NEW YORK (AP) -- After months of waiting, Mariel Zagunis heard the good news not at home, and not at a tournament, but on an airport bus.
After just missing the cut at the end of March, Zagunis, 19, earned a spot on the U.S. fencing team for the Athens Olympics when the Nigerian Olympic Committee declined to have its fencer participate in the competition.
"That was pretty much two months of just waiting around for any word," Zagunis said.
She won a World Cup saber event in Germany on June 6, then traveled back to her home in Portland, Ore., along with her coach and her mother. They were on a jammed bus heading to the airport terminal when her coach, Ed Korfanty, phoned home to ask his wife to pick him up. She relayed the Olympic news to Korfanty, who was sitting at the front of the bus with Zagunis' mother, Cathy.
The good news
"He told my mom, and then my mom kind of screamed it to the back of the bus," Mariel Zagunis said. "I turned around and heard her and was like, 'Really?' I couldn't get to them because it was so crowded, so I just turned around and smiled. That whole afternoon I was all smiles."
The cutoff date for qualifying for the Olympics via the world rankings was April 1. At the last tournament at the end of March in Italy, Zagunis reached the semifinals before losing to countrywoman Sada Jacobson on the final touch of the bout.

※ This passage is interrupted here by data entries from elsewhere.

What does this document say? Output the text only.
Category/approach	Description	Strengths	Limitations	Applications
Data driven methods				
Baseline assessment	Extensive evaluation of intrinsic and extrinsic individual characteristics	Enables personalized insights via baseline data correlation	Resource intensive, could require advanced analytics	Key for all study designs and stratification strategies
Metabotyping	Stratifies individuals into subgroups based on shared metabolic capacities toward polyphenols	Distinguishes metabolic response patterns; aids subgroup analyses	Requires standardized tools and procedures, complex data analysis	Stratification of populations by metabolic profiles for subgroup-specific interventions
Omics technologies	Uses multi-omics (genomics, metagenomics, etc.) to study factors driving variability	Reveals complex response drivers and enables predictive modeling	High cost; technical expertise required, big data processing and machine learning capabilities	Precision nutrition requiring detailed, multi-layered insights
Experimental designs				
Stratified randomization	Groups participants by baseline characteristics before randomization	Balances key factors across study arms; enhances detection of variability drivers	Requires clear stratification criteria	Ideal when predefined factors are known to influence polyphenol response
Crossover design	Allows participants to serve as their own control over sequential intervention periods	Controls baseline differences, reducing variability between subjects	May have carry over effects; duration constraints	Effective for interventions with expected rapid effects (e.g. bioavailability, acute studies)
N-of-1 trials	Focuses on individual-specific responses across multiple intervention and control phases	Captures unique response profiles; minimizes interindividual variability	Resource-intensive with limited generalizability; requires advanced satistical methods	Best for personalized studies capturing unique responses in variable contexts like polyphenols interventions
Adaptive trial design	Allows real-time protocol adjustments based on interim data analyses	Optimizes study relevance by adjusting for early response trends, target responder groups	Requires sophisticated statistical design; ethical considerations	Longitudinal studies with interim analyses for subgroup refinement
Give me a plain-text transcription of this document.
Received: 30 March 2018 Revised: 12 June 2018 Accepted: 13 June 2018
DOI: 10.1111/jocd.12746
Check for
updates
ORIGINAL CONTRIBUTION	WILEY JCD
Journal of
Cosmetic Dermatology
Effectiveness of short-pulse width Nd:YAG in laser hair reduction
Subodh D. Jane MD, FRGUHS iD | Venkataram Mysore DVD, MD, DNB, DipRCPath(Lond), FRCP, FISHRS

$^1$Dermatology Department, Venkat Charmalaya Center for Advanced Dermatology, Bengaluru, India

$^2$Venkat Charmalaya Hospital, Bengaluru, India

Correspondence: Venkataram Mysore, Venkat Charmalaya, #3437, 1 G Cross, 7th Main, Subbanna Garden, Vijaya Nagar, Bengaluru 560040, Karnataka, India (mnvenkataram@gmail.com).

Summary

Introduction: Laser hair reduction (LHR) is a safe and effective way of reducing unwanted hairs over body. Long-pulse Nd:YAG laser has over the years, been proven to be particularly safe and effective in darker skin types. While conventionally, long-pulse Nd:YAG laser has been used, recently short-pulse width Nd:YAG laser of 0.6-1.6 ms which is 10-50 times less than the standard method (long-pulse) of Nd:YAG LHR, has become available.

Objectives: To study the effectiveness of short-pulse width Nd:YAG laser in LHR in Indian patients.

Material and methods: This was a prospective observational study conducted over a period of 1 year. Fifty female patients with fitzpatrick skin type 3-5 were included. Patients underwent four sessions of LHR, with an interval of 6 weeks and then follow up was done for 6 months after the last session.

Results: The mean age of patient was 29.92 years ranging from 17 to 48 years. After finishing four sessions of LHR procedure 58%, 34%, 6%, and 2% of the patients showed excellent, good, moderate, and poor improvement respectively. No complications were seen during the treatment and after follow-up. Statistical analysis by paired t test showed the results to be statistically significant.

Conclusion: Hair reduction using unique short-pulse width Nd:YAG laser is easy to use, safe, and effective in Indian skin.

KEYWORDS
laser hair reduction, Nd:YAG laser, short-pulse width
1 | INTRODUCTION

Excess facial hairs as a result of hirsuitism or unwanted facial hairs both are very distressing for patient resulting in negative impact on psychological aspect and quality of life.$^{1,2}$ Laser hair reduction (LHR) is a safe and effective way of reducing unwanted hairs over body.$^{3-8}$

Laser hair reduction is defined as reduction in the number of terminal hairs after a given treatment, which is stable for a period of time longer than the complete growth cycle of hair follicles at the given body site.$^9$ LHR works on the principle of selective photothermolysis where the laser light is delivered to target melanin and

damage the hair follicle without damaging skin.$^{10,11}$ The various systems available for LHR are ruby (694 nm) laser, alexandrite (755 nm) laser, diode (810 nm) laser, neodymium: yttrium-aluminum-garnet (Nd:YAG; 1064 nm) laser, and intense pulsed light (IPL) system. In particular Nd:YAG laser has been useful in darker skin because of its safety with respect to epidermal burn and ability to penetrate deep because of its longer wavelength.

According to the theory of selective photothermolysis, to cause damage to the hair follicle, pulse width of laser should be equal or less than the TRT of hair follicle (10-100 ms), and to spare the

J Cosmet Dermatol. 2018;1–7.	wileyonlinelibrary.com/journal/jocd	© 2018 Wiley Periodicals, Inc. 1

"If I had beat her, then I would have made it," Zagunis said.
Instead, when the world rankings were tabulated on April 1, Sada Jacobson was No. 1, while her sister Emily was No. 10 and Zagunis No. 11. Under the complex qualifying system, both Jacobsons earned spots in Athens, but Zagunis missed out.
Back-door possibility
However, U.S. fencing officials realized there might be a back door for Zagunis to go to Athens. Nigeria's Jacqueline Esimaje was the only African women's saber fencer listed in the world standings. Because there were no other ranked Africans, if for some reason the Nigerians declined her spot, then Zagunis would make it as the highest-rated woman in saber in the April 1 rankings who had not already qualified.

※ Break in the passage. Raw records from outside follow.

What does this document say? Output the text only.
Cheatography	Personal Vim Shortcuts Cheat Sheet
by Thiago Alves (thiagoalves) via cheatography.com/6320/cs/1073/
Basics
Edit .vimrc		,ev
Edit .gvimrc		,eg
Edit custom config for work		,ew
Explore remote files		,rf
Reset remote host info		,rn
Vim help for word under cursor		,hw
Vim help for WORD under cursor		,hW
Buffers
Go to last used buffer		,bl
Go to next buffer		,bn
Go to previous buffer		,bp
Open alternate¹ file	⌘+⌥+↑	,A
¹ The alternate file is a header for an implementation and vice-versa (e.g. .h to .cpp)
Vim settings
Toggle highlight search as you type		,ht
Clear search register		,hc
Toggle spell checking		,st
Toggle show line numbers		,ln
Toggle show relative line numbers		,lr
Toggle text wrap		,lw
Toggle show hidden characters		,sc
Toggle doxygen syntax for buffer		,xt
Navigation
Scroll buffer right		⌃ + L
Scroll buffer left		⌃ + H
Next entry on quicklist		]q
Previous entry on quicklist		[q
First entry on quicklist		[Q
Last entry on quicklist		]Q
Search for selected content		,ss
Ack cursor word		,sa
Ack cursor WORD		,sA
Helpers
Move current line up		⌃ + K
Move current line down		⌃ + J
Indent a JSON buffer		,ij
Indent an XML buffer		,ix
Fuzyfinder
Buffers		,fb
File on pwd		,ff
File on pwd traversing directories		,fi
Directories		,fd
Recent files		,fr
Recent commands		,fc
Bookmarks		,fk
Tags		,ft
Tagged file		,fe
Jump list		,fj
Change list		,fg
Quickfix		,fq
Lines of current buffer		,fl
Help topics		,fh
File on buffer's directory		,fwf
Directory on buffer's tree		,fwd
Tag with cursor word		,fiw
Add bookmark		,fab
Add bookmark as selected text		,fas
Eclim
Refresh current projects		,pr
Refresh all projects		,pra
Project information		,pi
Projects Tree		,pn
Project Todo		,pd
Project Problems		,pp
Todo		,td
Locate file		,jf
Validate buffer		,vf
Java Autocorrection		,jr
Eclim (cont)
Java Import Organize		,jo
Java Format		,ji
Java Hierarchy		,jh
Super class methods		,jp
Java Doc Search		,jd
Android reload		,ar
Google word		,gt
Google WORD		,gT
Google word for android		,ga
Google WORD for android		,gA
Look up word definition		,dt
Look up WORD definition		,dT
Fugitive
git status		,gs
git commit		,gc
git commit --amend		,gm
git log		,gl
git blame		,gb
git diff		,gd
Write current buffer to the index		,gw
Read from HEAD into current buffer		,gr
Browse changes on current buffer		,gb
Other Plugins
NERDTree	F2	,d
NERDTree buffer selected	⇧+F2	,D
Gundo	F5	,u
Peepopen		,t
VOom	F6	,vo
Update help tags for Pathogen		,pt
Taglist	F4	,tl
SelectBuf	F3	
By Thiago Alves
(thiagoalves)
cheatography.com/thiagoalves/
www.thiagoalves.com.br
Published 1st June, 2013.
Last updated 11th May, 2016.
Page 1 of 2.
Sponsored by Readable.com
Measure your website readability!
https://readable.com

"I still kept training and kept my fingers crossed and just waited and hoped for the best," Zagunis said.
When the Nigerian Olympic Committee declined Esimaje's spot, Zagunis earned a berth in Athens. The U.S. Fencing Association posted the news on its Web site on the morning of June 7. After she got home, Zagunis helped spread the word -- both about her first-ever World Cup gold medal, and the Olympics.
When her friends asked her how the tournament in Germany went, Zagunis said, "I won, and by the way, I made the Olympic team on top of it."